Bosch wondered whether someone from the neighborhood or a cop had done it. He smoked two cigarettes and tried to clear his mind of what had happened in the courtroom. He felt strangely at peace with the idea that some of his secrets had been revealed. But he held little hope for the outcome of the trial. He had moved into a feeling of resignation, an acceptance that the jury would find against him, that the twisted delivery of evidence in the case would convince them that he had acted, if not like the monster Chandler had described, then at least in an undesirable and reckless manner. They would never know what it was like to have to make such decisions as he had made in so fleeting a moment.

It was the same old story that every cop knew. The citizens want their police to protect them, to keep the plague from their eyes, from their doors. But those same John Q.’s are the first to stare wide-eyed and point the finger of outrage when they see close up exactly what the job they’ve given the cops entails. Bosch wasn’t a hardliner. He didn’t condone the actions taken by police in the André Galton cases and the Rodney King cases. But he understood those actions and knew that his own actions ultimately shared a common root.

Through political opportunism and ineptitude, the city had allowed the department to languish for years as an understaffed and underequipped paramilitary organization. Infected with political bacteria itself, the department was top-heavy with managers while the ranks below were so thin that the dog soldiers on the street rarely had the time or inclination to step out of their protective machines, their cars, to meet the people they served. They only ventured out to deal with the dirtbags and, consequently, Bosch knew, it had created a police culture in which everybody not in blue was seen as a dirtbag and was treated as such. Everybody. You ended up with your André Galtons and your Rodney Kings. You ended up with a riot the dog soldiers couldn’t control. You ended up with a mural on a station house wall that was a damnable lie.

***

He badged his way past the front desk and took the stairs up to the Administrative Vice offices. At the door to the squad room he stood for a half minute and watched Ray Mora sitting at his desk on the other side of the room. It looked as if Mora was writing a report, rather than typing it. That probably meant it was a Daily Activity Report, which required little attention-just a few lines-and wasn’t worth the time it took to get up and find a working typewriter.

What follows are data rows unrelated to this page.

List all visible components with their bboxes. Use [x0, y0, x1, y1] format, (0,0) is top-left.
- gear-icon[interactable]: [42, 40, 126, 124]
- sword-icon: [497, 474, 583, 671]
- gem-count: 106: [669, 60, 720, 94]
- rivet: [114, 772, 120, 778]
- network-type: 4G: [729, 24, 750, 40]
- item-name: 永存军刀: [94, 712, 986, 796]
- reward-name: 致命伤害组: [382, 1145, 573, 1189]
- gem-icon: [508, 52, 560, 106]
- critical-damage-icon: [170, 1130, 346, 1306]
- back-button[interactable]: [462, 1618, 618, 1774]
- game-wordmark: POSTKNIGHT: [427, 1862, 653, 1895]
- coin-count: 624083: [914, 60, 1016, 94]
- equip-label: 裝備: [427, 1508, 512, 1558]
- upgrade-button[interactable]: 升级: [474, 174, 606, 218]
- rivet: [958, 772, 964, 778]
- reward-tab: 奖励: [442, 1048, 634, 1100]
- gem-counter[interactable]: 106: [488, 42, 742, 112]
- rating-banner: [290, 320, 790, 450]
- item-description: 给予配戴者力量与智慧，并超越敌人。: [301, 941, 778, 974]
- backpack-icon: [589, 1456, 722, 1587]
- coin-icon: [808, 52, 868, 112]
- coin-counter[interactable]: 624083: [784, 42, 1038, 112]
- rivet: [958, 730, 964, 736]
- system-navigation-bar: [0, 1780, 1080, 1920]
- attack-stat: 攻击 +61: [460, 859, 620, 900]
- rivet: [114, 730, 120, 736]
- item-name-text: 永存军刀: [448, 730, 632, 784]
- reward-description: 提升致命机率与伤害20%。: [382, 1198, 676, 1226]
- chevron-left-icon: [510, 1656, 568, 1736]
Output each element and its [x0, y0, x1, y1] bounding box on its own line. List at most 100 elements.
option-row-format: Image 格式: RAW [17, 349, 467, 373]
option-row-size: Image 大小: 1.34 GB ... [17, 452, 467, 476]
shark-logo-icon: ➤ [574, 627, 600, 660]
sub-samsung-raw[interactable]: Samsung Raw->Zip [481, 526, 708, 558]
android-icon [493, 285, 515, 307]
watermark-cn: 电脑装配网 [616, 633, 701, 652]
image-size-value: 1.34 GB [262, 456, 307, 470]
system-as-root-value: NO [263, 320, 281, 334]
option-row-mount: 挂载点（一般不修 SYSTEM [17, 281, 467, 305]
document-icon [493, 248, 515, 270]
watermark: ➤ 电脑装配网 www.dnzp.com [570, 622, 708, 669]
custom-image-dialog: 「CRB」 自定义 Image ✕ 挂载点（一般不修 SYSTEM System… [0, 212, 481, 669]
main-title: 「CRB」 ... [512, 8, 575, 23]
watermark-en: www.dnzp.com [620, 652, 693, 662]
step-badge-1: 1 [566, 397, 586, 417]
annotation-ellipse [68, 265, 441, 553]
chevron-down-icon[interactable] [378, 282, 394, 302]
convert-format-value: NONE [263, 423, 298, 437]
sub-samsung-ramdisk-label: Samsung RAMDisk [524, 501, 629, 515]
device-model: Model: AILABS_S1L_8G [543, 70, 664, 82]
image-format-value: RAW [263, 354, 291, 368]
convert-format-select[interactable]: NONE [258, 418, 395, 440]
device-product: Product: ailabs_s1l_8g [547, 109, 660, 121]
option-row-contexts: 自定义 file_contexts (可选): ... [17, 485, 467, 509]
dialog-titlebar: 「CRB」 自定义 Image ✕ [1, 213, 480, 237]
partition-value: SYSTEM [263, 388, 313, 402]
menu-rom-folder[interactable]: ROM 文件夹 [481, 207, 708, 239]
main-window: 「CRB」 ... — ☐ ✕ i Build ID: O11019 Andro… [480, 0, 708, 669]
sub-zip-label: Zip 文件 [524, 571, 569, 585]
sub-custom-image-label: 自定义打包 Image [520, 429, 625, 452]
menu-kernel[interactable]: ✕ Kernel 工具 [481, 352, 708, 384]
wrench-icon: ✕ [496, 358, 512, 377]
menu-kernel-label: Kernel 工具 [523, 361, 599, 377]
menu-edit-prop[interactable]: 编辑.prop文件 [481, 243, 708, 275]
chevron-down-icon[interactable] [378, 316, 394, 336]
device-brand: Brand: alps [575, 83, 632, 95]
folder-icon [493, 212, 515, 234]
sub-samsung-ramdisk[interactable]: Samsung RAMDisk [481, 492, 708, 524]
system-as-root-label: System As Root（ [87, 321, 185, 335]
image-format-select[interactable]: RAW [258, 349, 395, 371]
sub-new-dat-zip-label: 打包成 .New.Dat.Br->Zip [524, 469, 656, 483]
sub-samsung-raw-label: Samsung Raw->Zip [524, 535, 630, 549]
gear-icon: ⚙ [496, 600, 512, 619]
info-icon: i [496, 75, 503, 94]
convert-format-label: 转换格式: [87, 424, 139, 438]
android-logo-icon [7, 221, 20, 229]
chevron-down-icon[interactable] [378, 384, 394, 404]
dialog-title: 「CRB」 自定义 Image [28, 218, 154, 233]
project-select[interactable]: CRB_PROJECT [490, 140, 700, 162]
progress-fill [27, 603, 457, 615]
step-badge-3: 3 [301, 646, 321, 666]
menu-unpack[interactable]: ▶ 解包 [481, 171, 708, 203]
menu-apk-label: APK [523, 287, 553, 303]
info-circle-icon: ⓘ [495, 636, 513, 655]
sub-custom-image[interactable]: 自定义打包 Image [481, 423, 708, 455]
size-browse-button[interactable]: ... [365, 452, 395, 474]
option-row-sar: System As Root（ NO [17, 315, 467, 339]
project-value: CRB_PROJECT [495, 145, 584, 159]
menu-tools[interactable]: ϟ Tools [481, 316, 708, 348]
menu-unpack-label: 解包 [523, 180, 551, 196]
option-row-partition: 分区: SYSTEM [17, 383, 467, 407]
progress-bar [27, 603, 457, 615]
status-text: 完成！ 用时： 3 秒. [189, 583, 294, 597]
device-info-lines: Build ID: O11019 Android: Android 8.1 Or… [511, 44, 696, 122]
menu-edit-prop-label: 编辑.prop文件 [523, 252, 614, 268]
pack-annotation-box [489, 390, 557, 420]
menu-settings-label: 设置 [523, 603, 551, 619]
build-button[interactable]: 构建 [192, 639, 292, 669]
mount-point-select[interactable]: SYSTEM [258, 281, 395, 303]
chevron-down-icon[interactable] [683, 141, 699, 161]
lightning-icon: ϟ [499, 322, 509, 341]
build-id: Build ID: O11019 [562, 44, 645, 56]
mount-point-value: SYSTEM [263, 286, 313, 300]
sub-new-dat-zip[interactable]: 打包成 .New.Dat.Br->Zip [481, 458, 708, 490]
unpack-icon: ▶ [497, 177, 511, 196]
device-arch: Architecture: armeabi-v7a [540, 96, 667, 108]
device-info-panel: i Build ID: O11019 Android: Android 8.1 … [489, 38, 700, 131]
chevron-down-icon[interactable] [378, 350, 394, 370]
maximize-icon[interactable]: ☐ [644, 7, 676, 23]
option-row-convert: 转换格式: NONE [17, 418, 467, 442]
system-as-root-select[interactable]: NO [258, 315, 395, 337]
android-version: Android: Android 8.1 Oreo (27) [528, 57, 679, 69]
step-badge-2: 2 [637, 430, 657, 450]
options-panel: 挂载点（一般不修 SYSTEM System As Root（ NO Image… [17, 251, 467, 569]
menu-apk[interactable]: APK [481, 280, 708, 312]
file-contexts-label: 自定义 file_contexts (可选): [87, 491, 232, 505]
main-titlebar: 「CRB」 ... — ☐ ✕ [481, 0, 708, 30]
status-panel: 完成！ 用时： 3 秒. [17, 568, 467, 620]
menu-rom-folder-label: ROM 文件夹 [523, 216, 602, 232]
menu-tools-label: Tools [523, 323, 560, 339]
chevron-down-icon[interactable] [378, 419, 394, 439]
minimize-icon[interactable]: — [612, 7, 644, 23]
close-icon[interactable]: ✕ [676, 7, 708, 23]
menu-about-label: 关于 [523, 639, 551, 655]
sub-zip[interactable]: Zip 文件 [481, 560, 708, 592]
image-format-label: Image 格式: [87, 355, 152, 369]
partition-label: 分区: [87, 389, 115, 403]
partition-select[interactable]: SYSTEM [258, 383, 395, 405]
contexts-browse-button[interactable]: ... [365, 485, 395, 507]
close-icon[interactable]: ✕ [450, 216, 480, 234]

Bosch noticed that Mora wrote with his right hand. But he knew this did not eliminate the vice cop as possibly being the follower. The follower knew the details and would have known about pulling the ligature around his victim’s neck from the left side, thereby emulating the Dollmaker. Just as he knew about painting the white cross on the toe.

Mora looked up and saw him.

“What’re you doing over there, Harry?”

“Didn’t want to interrupt.”

Bosch walked over.

“What, interrupt a day report? Are you kidding?”

“Thought it might be something important.”

“It’s important for me to get my paycheck. That’s about it.”

Bosch dragged a chair away from an empty desk and pulled it up and sat down. He noticed the statue of the Infant of Prague had been moved. Turned, actually. Its face was no longer looking at the nakedness of the actress on the porn calendar. Bosch looked at Mora and realized he was not sure how to proceed here.

“You left a message last night.”

“Yeah, I was thinking…”

“About what?”

“Well, we know Church didn’t kill Maggie Cum Loudly because of the timing, right? He was already dead when she got her ass dropped in the concrete.”

“That’s right.”

“So, we’ve gotta copycat.”

“Right again.”

“So I was thinking: what if the copycat who did her started earlier?”